Далеко не все были убеждены в необходимости верить в какое-то особое предназначение. Особенно резко по этому поводу высказался Слоним в 1931 году. Он видел в иллюзии «о величии и спасительном значении эмигрантской литературы» один из основных мифов, созданных воображением эмигрантов, который поддерживается в Париже и Берлине как необходимая часть «обязательного символа веры, отступление от которого средний эмигрант еще совсем недавно считал чуть ли не предательством»244
. В качестве примеров этого мифа он цитирует речь Бунина, строку Берберовой (переписанную в первом лице множественного числа) из статьи Гиппиус. Для Слонима реальность была совершенно иной. По его мнению, эмигрантская литература не выполняла никаких миссий, но медленно умирала. Почему? Потому что она оказалась не в состоянии генерировать новые идеи.
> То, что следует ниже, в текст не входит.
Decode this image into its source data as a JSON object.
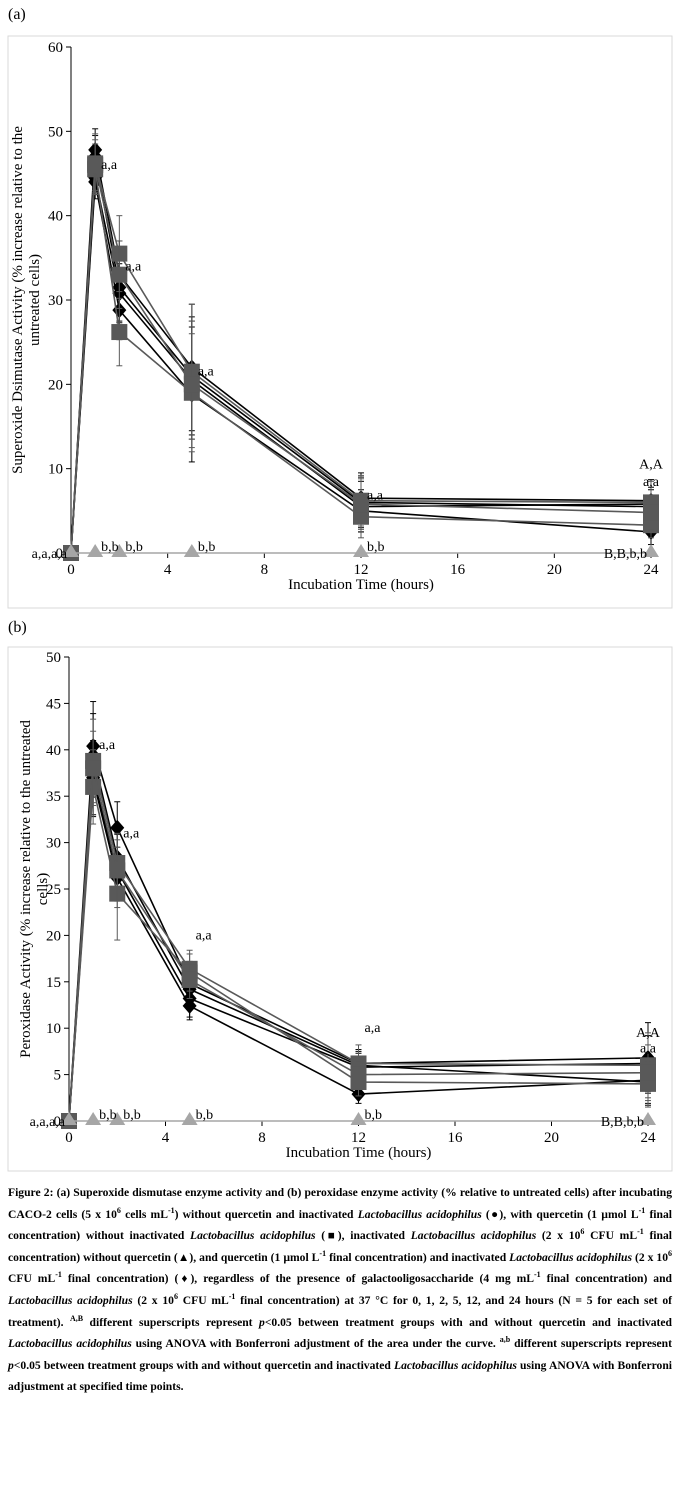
{
  "figure": {
    "caption_parts": [
      "Figure 2: (a) Superoxide dismutase enzyme activity and (b) peroxidase enzyme activity (% relative to untreated cells) after incubating CACO-2 cells (5 x 10",
      "6",
      " cells mL",
      "-1",
      ") without quercetin and inactivated ",
      "Lactobacillus acidophilus",
      " (●), with quercetin (1 µmol L",
      "-1",
      " final concentration) without inactivated ",
      "Lactobacillus acidophilus",
      " (■), inactivated ",
      "Lactobacillus acidophilus",
      " (2 x 10",
      "6",
      " CFU mL",
      "-1",
      " final concentration) without quercetin (▲), and quercetin (1 µmol L",
      "-1",
      " final concentration) and inactivated ",
      "Lactobacillus acidophilus",
      " (2 x 10",
      "6",
      " CFU mL",
      "-1",
      " final concentration) (♦), regardless of the presence of galactooligosaccharide (4 mg mL",
      "-1",
      " final concentration) and ",
      "Lactobacillus acidophilus",
      " (2 x 10",
      "6",
      " CFU mL",
      "-1",
      " final concentration) at 37 °C for 0, 1, 2, 5, 12, and 24 hours (N = 5 for each set of treatment). ",
      "A,B",
      " different superscripts represent ",
      "p",
      "<0.05 between treatment groups with and without quercetin and inactivated ",
      "Lactobacillus acidophilus",
      " using ANOVA with Bonferroni adjustment of the area under the curve. ",
      "a,b",
      " different superscripts represent ",
      "p",
      "<0.05 between treatment groups with and without quercetin and inactivated ",
      "Lactobacillus acidophilus",
      " using ANOVA with Bonferroni adjustment at specified time points."
    ]
  },
  "colors": {
    "black_series": "#000000",
    "square_series": "#595959",
    "triangle_series": "#a6a6a6"
  },
  "chart_data": [
    {
      "panel_label": "(a)",
      "type": "line",
      "xlabel": "Incubation Time (hours)",
      "ylabel_lines": [
        "Superoxide Dsimutase Activity (% increase relative to the",
        "untreated cells)"
      ],
      "xlim": [
        0,
        24
      ],
      "ylim": [
        0,
        60
      ],
      "xticks": [
        0,
        4,
        8,
        12,
        16,
        20,
        24
      ],
      "yticks": [
        0,
        10,
        20,
        30,
        40,
        50,
        60
      ],
      "grid": false,
      "x": [
        0,
        1,
        2,
        5,
        12,
        24
      ],
      "series": [
        {
          "marker": "diamond",
          "color": "#000000",
          "values": [
            0,
            47.8,
            33.0,
            22.0,
            6.5,
            6.2
          ],
          "err": [
            0,
            2.5,
            4.0,
            7.5,
            3.0,
            2.5
          ]
        },
        {
          "marker": "diamond",
          "color": "#000000",
          "values": [
            0,
            47.0,
            31.5,
            21.0,
            6.0,
            5.5
          ],
          "err": [
            0,
            2.5,
            4.0,
            7.0,
            3.0,
            2.0
          ]
        },
        {
          "marker": "diamond",
          "color": "#000000",
          "values": [
            0,
            44.5,
            30.8,
            20.5,
            5.5,
            5.8
          ],
          "err": [
            0,
            2.0,
            3.5,
            7.0,
            3.0,
            2.0
          ]
        },
        {
          "marker": "diamond",
          "color": "#000000",
          "values": [
            0,
            44.0,
            28.8,
            18.8,
            5.0,
            2.5
          ],
          "err": [
            0,
            2.0,
            3.5,
            8.0,
            2.5,
            1.5
          ]
        },
        {
          "marker": "square",
          "color": "#595959",
          "values": [
            0,
            46.2,
            35.5,
            21.5,
            6.2,
            6.0
          ],
          "err": [
            0,
            3.5,
            4.5,
            8.0,
            3.0,
            2.5
          ]
        },
        {
          "marker": "square",
          "color": "#595959",
          "values": [
            0,
            45.5,
            26.2,
            19.0,
            4.3,
            3.3
          ],
          "err": [
            0,
            3.0,
            4.0,
            7.0,
            2.5,
            1.5
          ]
        },
        {
          "marker": "square",
          "color": "#595959",
          "values": [
            0,
            46.0,
            33.0,
            20.0,
            5.8,
            4.8
          ],
          "err": [
            0,
            3.0,
            4.0,
            7.5,
            3.0,
            2.0
          ]
        },
        {
          "marker": "triangle",
          "color": "#a6a6a6",
          "values": [
            0,
            0,
            0,
            0,
            0,
            0
          ],
          "err": [
            0,
            0,
            0,
            0,
            0,
            0
          ]
        }
      ],
      "annotations": [
        {
          "text": "a,a,a,a",
          "x": 0,
          "y": 0,
          "anchor": "end-left-of"
        },
        {
          "text": "a,a",
          "x": 1,
          "y": 46
        },
        {
          "text": "b,b",
          "x": 1,
          "y": 0
        },
        {
          "text": "a,a",
          "x": 2,
          "y": 34
        },
        {
          "text": "b,b",
          "x": 2,
          "y": 0
        },
        {
          "text": "a,a",
          "x": 5,
          "y": 21.5
        },
        {
          "text": "b,b",
          "x": 5,
          "y": 0
        },
        {
          "text": "a,a",
          "x": 12,
          "y": 6.8
        },
        {
          "text": "b,b",
          "x": 12,
          "y": 0
        },
        {
          "text": "A,A",
          "x": 24,
          "y": 10.5
        },
        {
          "text": "a,a",
          "x": 24,
          "y": 8.4
        },
        {
          "text": "B,B,b,b",
          "x": 24,
          "y": 0,
          "anchor": "end-left-of"
        }
      ]
    },
    {
      "panel_label": "(b)",
      "type": "line",
      "xlabel": "Incubation Time (hours)",
      "ylabel_lines": [
        "Peroxidase Activity (% increase relative to the untreated",
        "cells)"
      ],
      "xlim": [
        0,
        24
      ],
      "ylim": [
        0,
        50
      ],
      "xticks": [
        0,
        4,
        8,
        12,
        16,
        20,
        24
      ],
      "yticks": [
        0,
        5,
        10,
        15,
        20,
        25,
        30,
        35,
        40,
        45,
        50
      ],
      "grid": false,
      "x": [
        0,
        1,
        2,
        5,
        12,
        24
      ],
      "series": [
        {
          "marker": "diamond",
          "color": "#000000",
          "values": [
            0,
            40.4,
            31.6,
            14.8,
            6.2,
            6.8
          ],
          "err": [
            0,
            4.8,
            2.8,
            2.0,
            1.5,
            3.8
          ]
        },
        {
          "marker": "diamond",
          "color": "#000000",
          "values": [
            0,
            39.4,
            28.4,
            14.2,
            6.0,
            4.2
          ],
          "err": [
            0,
            4.5,
            2.5,
            2.0,
            1.5,
            2.5
          ]
        },
        {
          "marker": "diamond",
          "color": "#000000",
          "values": [
            0,
            37.0,
            27.0,
            13.2,
            5.8,
            6.2
          ],
          "err": [
            0,
            4.0,
            2.5,
            2.0,
            1.5,
            3.0
          ]
        },
        {
          "marker": "diamond",
          "color": "#000000",
          "values": [
            0,
            36.8,
            26.2,
            12.4,
            2.9,
            4.4
          ],
          "err": [
            0,
            4.0,
            2.5,
            1.5,
            1.0,
            2.5
          ]
        },
        {
          "marker": "square",
          "color": "#595959",
          "values": [
            0,
            38.8,
            27.8,
            16.4,
            6.2,
            6.0
          ],
          "err": [
            0,
            4.5,
            2.5,
            2.0,
            2.0,
            3.5
          ]
        },
        {
          "marker": "square",
          "color": "#595959",
          "values": [
            0,
            36.0,
            24.5,
            16.0,
            4.2,
            4.0
          ],
          "err": [
            0,
            4.0,
            5.0,
            2.0,
            1.5,
            2.5
          ]
        },
        {
          "marker": "square",
          "color": "#595959",
          "values": [
            0,
            38.0,
            27.0,
            15.2,
            5.0,
            5.2
          ],
          "err": [
            0,
            4.0,
            4.0,
            2.0,
            1.5,
            3.0
          ]
        },
        {
          "marker": "triangle",
          "color": "#a6a6a6",
          "values": [
            0,
            0,
            0,
            0,
            0,
            0
          ],
          "err": [
            0,
            0,
            0,
            0,
            0,
            0
          ]
        }
      ],
      "annotations": [
        {
          "text": "a,a,a,a",
          "x": 0,
          "y": 0,
          "anchor": "end-left-of"
        },
        {
          "text": "a,a",
          "x": 1,
          "y": 40.5
        },
        {
          "text": "b,b",
          "x": 1,
          "y": 0
        },
        {
          "text": "a,a",
          "x": 2,
          "y": 31.0
        },
        {
          "text": "b,b",
          "x": 2,
          "y": 0
        },
        {
          "text": "a,a",
          "x": 5,
          "y": 20.0
        },
        {
          "text": "b,b",
          "x": 5,
          "y": 0
        },
        {
          "text": "a,a",
          "x": 12,
          "y": 10.0
        },
        {
          "text": "b,b",
          "x": 12,
          "y": 0
        },
        {
          "text": "A,A",
          "x": 24,
          "y": 9.5
        },
        {
          "text": "a,a",
          "x": 24,
          "y": 7.8
        },
        {
          "text": "B,B,b,b",
          "x": 24,
          "y": 0,
          "anchor": "end-left-of"
        }
      ]
    }
  ]
}
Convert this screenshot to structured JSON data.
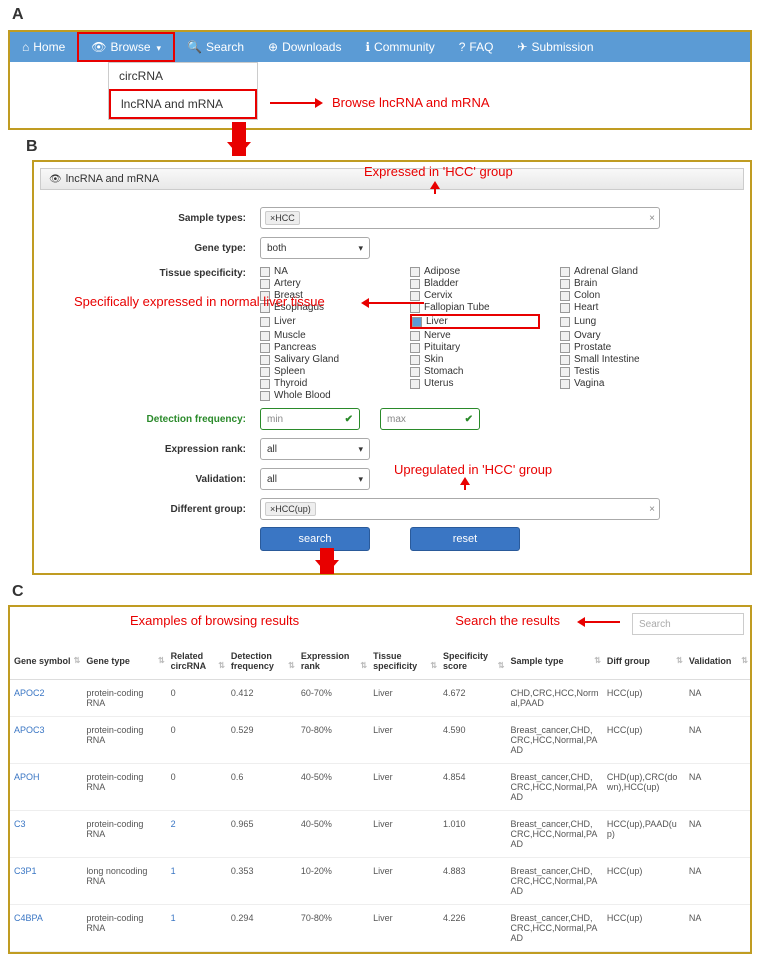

В то же время он указал на то, что писатели, такие как Набоков, Газданов, Фельзен и Шаршун, которые стремились стать русскими европейцами, воспринимая западные влияния, рискуют утратить все остатки русскости, полностью влившись в европейскую литературу.Ходасевич разделял мрачный взгляд Слонима на текущее состояние эмигрантской литературы, но при этом иначе понимал его причины. Для него идея пророческой миссии оставалась основополагающей для идентичности русской литературной диаспоры. В статье 1933 года о литературе в изгнании он отметил: «Без возвышенного сознания известной своей миссии, своего посланничества – нет эмиграции, есть толпа беженцев, ищущих родины там, где лучше». Хотя молодое поколение соглашалось с изречением Берберовой «Мы не в изгнаньи, мы в посланьи», оно не могло найти подходящих учителей. Представители старшего поколения не сумели передать ему ощущение своей миссии, их взоры были обращены в прошлое, они променяли подлинное чувство трагедии и поиски новизны на благополучие и стабильность. В результате молодое поколение увлеклось подражанием иностранным писателям245
. В письме к Глебу Струве, извиняясь за свои мрачные предсказания, Ходасевич сам примеряет на себя одеяние пророка: «Если я окажусь плохим пророком, то, Боже мой, как буду я рад сам первый объявить, что ошибся!»246В отличие от Слонима, Ходасевич утверждает, что лучшие творения «национальных литератур» нередко создавались писателями и поэтами в изгнании, и в качестве доказательства называет авторов, чьи произведения явно окрашены осознанием пророческий миссии. Это еврейские поэты от раннего Средневековья до Бялика, а также Данте и три представителя польского романтизма – Мицкевич, Словацкий и Красинский. Судя по упомянутым им именам, можно предположить, что еврейские и польские корни Ходасевича повлияли на его выбор этих пророческих традиций в качестве модели для русской литературы в диаспоре247
.Присуждение Бунину Нобелевской премии в 1933 году на какое-то время возродило веру в «миссию» русской литературы в изгнании (и способствовало переизданию его «мессианской» речи), но ситуация уже начала кардинально меняться. Гиппиус была права: постоянно оглядываться назад, будь то в пространстве (в сторону России) или во времени (в сторону прошлого), – это не лучший способ сохранить или утвердить пророческую миссию, обращенную вперед. Как заметил Бродский, писателю в изгнании не следует уподобляться «лжепророкам дантовского „Ада“», чья «голова всегда повернута назад»; он должен противостоять ретроспективному механизму, стремясь «играть в причины» [play at causes]248
.Набоков и Иванов – хотя и совершенно по-разному – стремились «играть в причины». Эмиграция дала Набокову возможность переосмыслить метафору искусства как пророчества. С помощью буквализации этой метафоры он придал теургическим принципам символистов совершенно иной смысл и воплотил их в новой форме. Благодаря переводу религиозного аспекта пророчества в эстетическое измерение творческого вдохновения он смог играть в Бога, создавая сложные повествовательные конструкции, направляющие поиски смысла читателем. Учитывая серьезность, с какой писатели в России (как противники, так и адепты режима) трактовали пророческую тему, можно с уверенностью сказать, что многозначное, ироничное отношение Набокова к пророчеству могло в полной мере проявиться только в диаспоре. В этом смысле его уникальный и оригинальный вклад в эмигрантскую литературу был чрезвычайно важен. Как заметила Берберова, «один Набоков своим гением принес с собой обновление стиля» и тем самым решил фундаментальную задачу, стоявшую перед писателями-эмигрантами младшего поколения249
. Эта задача не имела отношения к выбору темы или языка, она заключалась в создании нового стиля, способного генерировать свежие идеи.